I’ve been following the “Convict Conditioning” plan since 2012 with excellent results. But I’ve been trying to include more gymnastics style training into my routine (Planche, Levers, Human Flag, etc). I’ve searched on line for progressions for these with limited success.
I was on Amazon and saw this book in the “People who purchased this also purchased these” section. I read the description and the reviews and decided to give it a shot. I am VERY glad I did. This is exactly what I’ve been looking for. It has similar progression information to Convict Conditioning, but for more exercises. It covers Planche, Levers, and Human Flags along with many others. It gave great information about building strength in the scapula which will improve overall strength and stability.

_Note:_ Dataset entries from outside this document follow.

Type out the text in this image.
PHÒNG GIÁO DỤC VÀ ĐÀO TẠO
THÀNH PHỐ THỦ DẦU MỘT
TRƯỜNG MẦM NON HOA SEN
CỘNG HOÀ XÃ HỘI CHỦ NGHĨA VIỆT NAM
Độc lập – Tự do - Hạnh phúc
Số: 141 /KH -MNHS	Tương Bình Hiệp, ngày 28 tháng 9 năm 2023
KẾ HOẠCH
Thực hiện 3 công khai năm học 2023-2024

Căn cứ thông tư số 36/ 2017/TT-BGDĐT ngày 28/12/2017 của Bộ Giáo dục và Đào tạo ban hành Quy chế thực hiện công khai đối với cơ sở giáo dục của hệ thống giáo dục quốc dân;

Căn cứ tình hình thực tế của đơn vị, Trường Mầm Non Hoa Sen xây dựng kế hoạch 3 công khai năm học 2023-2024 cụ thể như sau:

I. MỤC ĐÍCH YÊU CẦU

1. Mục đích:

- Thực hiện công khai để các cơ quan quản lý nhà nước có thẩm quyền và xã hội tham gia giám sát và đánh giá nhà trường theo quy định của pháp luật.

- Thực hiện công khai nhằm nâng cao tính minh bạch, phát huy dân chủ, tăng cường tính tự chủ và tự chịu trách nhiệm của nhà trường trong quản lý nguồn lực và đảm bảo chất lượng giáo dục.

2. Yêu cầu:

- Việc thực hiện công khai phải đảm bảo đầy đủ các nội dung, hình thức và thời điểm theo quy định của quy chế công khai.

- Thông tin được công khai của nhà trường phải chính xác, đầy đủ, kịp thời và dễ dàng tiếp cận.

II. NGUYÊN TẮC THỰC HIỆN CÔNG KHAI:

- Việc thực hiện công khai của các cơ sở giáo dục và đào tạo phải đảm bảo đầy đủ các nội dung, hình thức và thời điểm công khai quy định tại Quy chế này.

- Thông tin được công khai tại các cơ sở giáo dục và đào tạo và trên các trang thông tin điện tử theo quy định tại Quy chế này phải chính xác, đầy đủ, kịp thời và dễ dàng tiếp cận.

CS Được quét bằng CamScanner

The book is well written with plenty of pictures showing how to complete each movement.
The nutrition section is brief and basic, but I didn’t purchase it for nutritional advice.
I’ve only had the book for 2 days and I’m already incorporating new exercises described in the book into my routine.
Thank you Ashley Kalym for the great book! I will post back in a year with my results.
10/7/2014 Update: I have begun to incorporate the static holds into my routine and I am already feeling a major difference in my upper body strength. The post workout (next day) muscle soreness feels different then when I am doing my standard repetition work. I am very much enjoying these new static hold exercises.
12/1/2015 Update: L-Sits, Planche, Front Levers & Back Levers have all been incorporated into my regular routine rotation. I now have a set of rings and I built a set of PVC pipe parallettes. I achieved my first back lever (held for 8 seconds) on a bar about a month ago. I can hold good clean L-Sit for 15 seconds on the rings. I am working on the panche (on the rings and parallettes) and front levers (on a bar), but I’m still a long way off from doing those. I also regularly work on ring muscle ups (haven’t got these yet) and human flags (I mastered the clutch flag a long time ago). This is a great book and I have recommended it to many people.